La période de gestation d’un projet audiovisuel est cruciale et parfois longue. Elle passe par l’établissement de documents littéraires plus ou moins détaillés : pitch, synopsis, bibles, etc., qui sont amenés à circuler. Dans ce cadre, il est primordial pour les auteurs et producteurs de veiller à la protection juridique de leurs projets et de s’opposer à la reprise de leurs travaux par des tiers.
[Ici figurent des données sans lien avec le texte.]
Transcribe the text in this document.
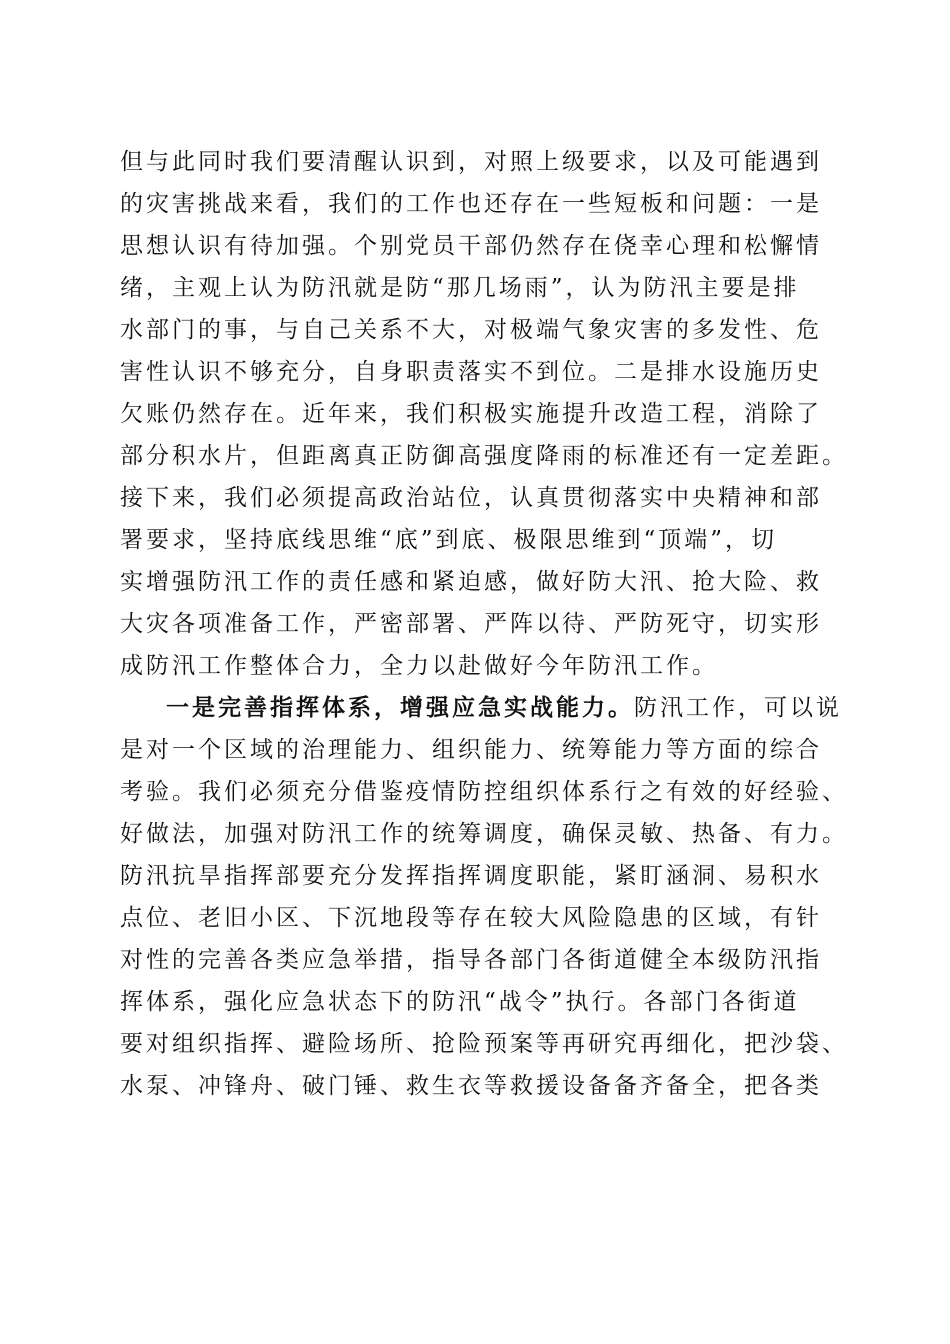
但与此同时我们要清醒认识到，对照上级要求，以及可能遇到
的灾害挑战来看，我们的工作也还存在一些短板和问题：一是
思想认识有待加强。个别党员干部仍然存在侥幸心理和松懈情
绪，主观上认为防汛就是防“那几场雨”，认为防汛主要是排
水部门的事，与自己关系不大，对极端气象灾害的多发性、危
害性认识不够充分，自身职责落实不到位。二是排水设施历史
欠账仍然存在。近年来，我们积极实施提升改造工程，消除了
部分积水片，但距离真正防御高强度降雨的标准还有一定差距。
接下来，我们必须提高政治站位，认真贯彻落实中央精神和部
署要求，坚持底线思维“底”到底、极限思维到“顶端”，切
实增强防汛工作的责任感和紧迫感，做好防大汛、抢大险、救
大灾各项准备工作，严密部署、严阵以待、严防死守，切实形
成防汛工作整体合力，全力以赴做好今年防汛工作。
一是完善指挥体系，增强应急实战能力。防汛工作，可以说
是对一个区域的治理能力、组织能力、统筹能力等方面的综合
考验。我们必须充分借鉴疫情防控组织体系行之有效的好经验、
好做法，加强对防汛工作的统筹调度，确保灵敏、热备、有力。
防汛抗旱指挥部要充分发挥指挥调度职能，紧盯涵洞、易积水
点位、老旧小区、下沉地段等存在较大风险隐患的区域，有针
对性的完善各类应急举措，指导各部门各街道健全本级防汛指
挥体系，强化应急状态下的防汛“战令”执行。各部门各街道
要对组织指挥、避险场所、抢险预案等再研究再细化，把沙袋、
水泵、冲锋舟、破门锤、救生衣等救援设备备齐备全，把各类
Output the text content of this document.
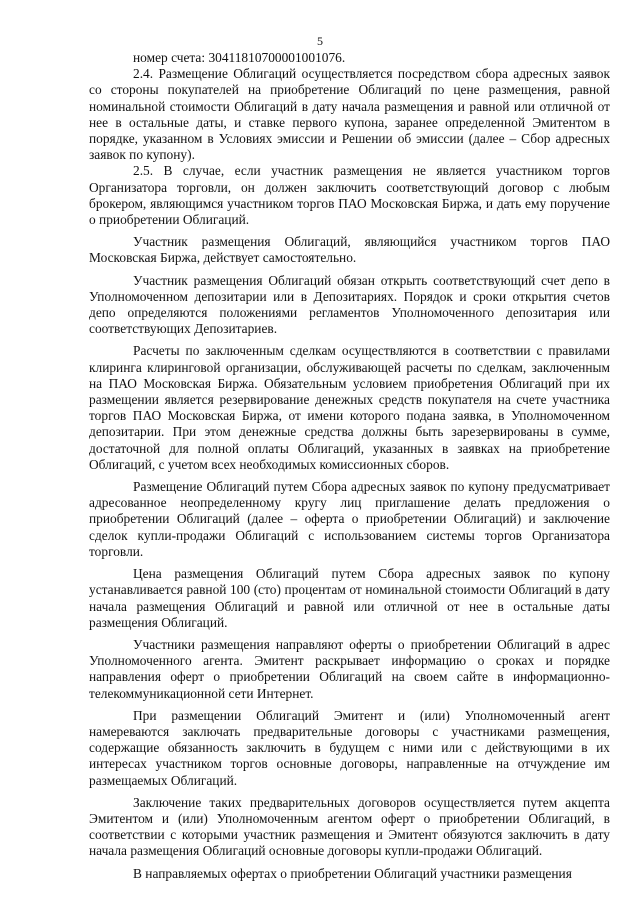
5

номер счета: 30411810700001001076.

2.4. Размещение Облигаций осуществляется посредством сбора адресных заявок со стороны покупателей на приобретение Облигаций по цене размещения, равной номинальной стоимости Облигаций в дату начала размещения и равной или отличной от нее в остальные даты, и ставке первого купона, заранее определенной Эмитентом в порядке, указанном в Условиях эмиссии и Решении об эмиссии (далее – Сбор адресных заявок по купону).

2.5. В случае, если участник размещения не является участником торгов Организатора торговли, он должен заключить соответствующий договор с любым брокером, являющимся участником торгов ПАО Московская Биржа, и дать ему поручение о приобретении Облигаций.

Участник размещения Облигаций, являющийся участником торгов ПАО Московская Биржа, действует самостоятельно.

Участник размещения Облигаций обязан открыть соответствующий счет депо в Уполномоченном депозитарии или в Депозитариях. Порядок и сроки открытия счетов депо определяются положениями регламентов Уполномоченного депозитария или соответствующих Депозитариев.

Расчеты по заключенным сделкам осуществляются в соответствии с правилами клиринга клиринговой организации, обслуживающей расчеты по сделкам, заключенным на ПАО Московская Биржа. Обязательным условием приобретения Облигаций при их размещении является резервирование денежных средств покупателя на счете участника торгов ПАО Московская Биржа, от имени которого подана заявка, в Уполномоченном депозитарии. При этом денежные средства должны быть зарезервированы в сумме, достаточной для полной оплаты Облигаций, указанных в заявках на приобретение Облигаций, с учетом всех необходимых комиссионных сборов.

Размещение Облигаций путем Сбора адресных заявок по купону предусматривает адресованное неопределенному кругу лиц приглашение делать предложения о приобретении Облигаций (далее – оферта о приобретении Облигаций) и заключение сделок купли-продажи Облигаций с использованием системы торгов Организатора торговли.

Цена размещения Облигаций путем Сбора адресных заявок по купону устанавливается равной 100 (сто) процентам от номинальной стоимости Облигаций в дату начала размещения Облигаций и равной или отличной от нее в остальные даты размещения Облигаций.

Участники размещения направляют оферты о приобретении Облигаций в адрес Уполномоченного агента. Эмитент раскрывает информацию о сроках и порядке направления оферт о приобретении Облигаций на своем сайте в информационно-телекоммуникационной сети Интернет.

При размещении Облигаций Эмитент и (или) Уполномоченный агент намереваются заключать предварительные договоры с участниками размещения, содержащие обязанность заключить в будущем с ними или с действующими в их интересах участником торгов основные договоры, направленные на отчуждение им размещаемых Облигаций.

Заключение таких предварительных договоров осуществляется путем акцепта Эмитентом и (или) Уполномоченным агентом оферт о приобретении Облигаций, в соответствии с которыми участник размещения и Эмитент обязуются заключить в дату начала размещения Облигаций основные договоры купли-продажи Облигаций.

В направляемых офертах о приобретении Облигаций участники размещения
Afin d’appréhender au mieux la protection accordée à ces documents, il faut rappeler le principe fondamental en matière de propriété intellectuelle selon lequel les idées sont de libre parcours et que seule la mise en forme est protégeable. Ainsi, une idée lancée dans une discussion ou dans un bref document écrit ne sera pas une œuvre et de simples points communs entre deux projets ne suffisent pas à eux seuls à caractériser un acte de contrefaçon.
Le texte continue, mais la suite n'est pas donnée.